It might mark a new chapter — except President Obama recently compared his presidency to a paragraph in the larger story.
Make it a new sentence, then, complete with different verbs and upbeat, buzzy nouns: “action,” “ladders of opportunity,” “we can’t wait.”
It’s a sentence pronounced with a different voice, a humbler tone for a different stage of a presidency that’s been ground down by Washington realities. There’s an urgency there that betrays both diminished ambitions and a new awareness of the limitations of presidential power.
“Let’s see where else we can make progress together,” President Obama said. “Let’s make this a year of action.”
The president on Tuesday night outlined a vision for the remainder of his presidency that’s both larger and smaller. He’s aiming larger in terms of what he can accomplish by himself, and quickly.
Yet he’s also aiming smaller. The actions he outlined — items like a higher minimum wage for federal contractors, and commitments from companies to consider hiring the long-term unemployed — represent incremental movement from the man who famously declared, “We are the ones we’ve been waiting for.”
To the pen and phone, the president is adding new task forces and coalitions, red-tape cutting and groups he’s promising to convene. Vice President Joe Biden has another new job, this one to streamline job training programs.

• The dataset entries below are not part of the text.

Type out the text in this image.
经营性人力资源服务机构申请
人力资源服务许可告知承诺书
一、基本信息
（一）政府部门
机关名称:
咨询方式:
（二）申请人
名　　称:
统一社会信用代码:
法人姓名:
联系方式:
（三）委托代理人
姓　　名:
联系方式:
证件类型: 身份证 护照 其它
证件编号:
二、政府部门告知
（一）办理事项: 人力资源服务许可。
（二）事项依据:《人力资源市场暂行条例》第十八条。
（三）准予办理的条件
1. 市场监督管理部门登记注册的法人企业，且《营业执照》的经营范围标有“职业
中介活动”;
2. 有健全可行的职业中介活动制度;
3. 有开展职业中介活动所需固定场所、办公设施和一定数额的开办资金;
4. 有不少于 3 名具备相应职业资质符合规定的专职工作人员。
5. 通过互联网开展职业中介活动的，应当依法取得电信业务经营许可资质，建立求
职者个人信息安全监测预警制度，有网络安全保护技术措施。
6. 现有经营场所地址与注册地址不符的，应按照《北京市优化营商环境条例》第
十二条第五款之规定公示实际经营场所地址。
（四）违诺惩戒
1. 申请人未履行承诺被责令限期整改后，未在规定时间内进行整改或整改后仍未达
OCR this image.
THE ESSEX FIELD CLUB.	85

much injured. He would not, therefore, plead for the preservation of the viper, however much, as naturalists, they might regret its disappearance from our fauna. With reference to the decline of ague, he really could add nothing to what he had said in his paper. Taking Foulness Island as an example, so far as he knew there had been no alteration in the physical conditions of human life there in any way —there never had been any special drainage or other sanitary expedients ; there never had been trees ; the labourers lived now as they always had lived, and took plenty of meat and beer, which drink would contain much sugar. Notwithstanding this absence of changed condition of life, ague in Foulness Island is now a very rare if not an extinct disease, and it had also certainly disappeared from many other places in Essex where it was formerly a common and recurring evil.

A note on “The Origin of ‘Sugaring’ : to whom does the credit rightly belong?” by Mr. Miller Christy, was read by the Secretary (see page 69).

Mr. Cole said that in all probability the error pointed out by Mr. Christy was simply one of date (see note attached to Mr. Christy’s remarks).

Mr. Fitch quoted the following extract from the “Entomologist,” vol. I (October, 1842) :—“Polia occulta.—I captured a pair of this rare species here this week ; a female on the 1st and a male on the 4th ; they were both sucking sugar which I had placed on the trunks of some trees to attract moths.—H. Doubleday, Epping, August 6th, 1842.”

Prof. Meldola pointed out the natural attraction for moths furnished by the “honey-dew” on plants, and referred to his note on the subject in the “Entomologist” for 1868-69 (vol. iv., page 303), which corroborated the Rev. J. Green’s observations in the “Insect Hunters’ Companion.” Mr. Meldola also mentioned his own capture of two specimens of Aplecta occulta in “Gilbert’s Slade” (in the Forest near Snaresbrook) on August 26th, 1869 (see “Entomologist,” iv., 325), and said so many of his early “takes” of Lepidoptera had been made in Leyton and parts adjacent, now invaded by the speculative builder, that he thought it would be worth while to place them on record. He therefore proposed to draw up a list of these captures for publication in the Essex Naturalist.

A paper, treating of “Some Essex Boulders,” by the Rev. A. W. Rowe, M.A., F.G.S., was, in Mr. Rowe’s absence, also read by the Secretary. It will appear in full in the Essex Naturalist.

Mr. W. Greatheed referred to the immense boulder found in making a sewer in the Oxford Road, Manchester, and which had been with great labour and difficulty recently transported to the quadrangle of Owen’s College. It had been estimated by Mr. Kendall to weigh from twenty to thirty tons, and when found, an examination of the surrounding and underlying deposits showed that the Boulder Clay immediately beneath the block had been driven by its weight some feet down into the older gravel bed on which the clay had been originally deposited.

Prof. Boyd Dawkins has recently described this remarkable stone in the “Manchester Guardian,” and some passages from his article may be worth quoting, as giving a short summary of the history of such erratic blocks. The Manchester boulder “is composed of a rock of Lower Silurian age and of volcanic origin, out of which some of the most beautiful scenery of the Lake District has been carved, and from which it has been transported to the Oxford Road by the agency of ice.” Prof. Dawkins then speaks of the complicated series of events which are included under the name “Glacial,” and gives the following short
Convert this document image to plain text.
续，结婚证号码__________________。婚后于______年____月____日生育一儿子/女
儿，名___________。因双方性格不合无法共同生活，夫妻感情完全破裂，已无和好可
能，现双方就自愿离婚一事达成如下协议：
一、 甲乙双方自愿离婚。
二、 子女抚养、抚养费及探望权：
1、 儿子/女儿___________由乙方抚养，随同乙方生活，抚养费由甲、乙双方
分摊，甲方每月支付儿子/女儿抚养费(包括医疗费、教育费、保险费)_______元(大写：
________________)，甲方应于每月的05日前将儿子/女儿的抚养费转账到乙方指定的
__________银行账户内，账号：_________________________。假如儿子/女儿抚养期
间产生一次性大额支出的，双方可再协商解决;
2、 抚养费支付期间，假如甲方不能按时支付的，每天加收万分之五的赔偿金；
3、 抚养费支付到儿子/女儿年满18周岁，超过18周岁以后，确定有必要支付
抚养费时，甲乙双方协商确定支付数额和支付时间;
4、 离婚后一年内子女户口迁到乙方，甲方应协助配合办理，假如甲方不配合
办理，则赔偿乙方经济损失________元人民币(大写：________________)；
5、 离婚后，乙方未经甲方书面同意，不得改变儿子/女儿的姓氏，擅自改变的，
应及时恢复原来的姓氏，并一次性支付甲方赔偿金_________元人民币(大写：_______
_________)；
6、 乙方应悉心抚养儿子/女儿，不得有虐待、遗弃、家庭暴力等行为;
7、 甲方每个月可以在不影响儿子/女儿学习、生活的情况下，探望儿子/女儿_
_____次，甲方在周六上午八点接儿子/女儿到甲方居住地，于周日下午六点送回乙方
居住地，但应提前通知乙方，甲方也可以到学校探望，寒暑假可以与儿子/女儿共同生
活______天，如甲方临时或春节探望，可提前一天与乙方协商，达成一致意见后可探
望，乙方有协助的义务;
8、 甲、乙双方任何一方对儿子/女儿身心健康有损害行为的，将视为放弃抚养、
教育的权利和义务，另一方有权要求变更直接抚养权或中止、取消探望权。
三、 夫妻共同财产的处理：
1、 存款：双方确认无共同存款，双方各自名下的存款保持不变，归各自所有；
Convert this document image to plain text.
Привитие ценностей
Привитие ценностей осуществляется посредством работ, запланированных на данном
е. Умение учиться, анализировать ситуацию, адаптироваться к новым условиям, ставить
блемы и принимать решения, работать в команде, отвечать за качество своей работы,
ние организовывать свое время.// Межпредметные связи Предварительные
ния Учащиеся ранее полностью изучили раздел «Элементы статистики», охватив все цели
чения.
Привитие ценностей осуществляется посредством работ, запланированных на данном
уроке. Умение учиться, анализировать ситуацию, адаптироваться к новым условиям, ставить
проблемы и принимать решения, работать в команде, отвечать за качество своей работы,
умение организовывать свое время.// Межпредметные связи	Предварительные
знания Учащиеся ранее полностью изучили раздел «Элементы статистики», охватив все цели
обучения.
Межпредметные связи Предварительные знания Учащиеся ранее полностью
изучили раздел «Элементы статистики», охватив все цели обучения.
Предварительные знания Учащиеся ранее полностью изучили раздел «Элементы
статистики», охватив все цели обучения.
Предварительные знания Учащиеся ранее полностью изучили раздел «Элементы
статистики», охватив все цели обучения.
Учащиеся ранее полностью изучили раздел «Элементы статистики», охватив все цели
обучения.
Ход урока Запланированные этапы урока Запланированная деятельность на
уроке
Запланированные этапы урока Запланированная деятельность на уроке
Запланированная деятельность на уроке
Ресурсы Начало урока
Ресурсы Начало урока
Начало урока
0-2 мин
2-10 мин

The big calls for bipartisan action were there, sure. But it’s telling that this line, on his signature health care reform measure, was intended to elicit laughs: “I do not expect to convince my Republican friends on the merits of this law.”
It’s hard to imagine the Barack Obama of 2008-2009, or even 2012-2013, would make a similar admission, much less one he even chuckled at himself.
In that sense, the president is providing a marker for his own journey — from the mountaintop to a less-exalted reality — in beginning the sixth year of his presidency. This is the year, as he well knows, that will seal his second-term fate, with the midterm elections that loom in November.
Obama speeches will always be graded on a curve — a curve he helped build through soaring oratory that drove him to the White House. Now, it’s as if the president can see the politics of moment bending away from him.
The most soaring passages of the evening came when the president talked of personal journeys — his own, House Speaker John Boehner’s, and those who’ve served, sacrificed and succeeded in modern America.
The president showed on Tuesday night that he still has hope, and that he still intends to bring change. He seemed at ease in his changing vision for the job. He’s aware that the power of his own example remains.
But this was President Obama admitting that a central piece of his promise — to change the nation’s politics — hasn’t been fulfilled. His persuasive powers have severe limits.
Should the president’s accomplishments end now, he has done plenty to claim success. But after a dismal first year of his second term, he may well wind up spending the final six years of his time in office defending what he accomplished in the first two. That’s not the kind of action he once hoped for.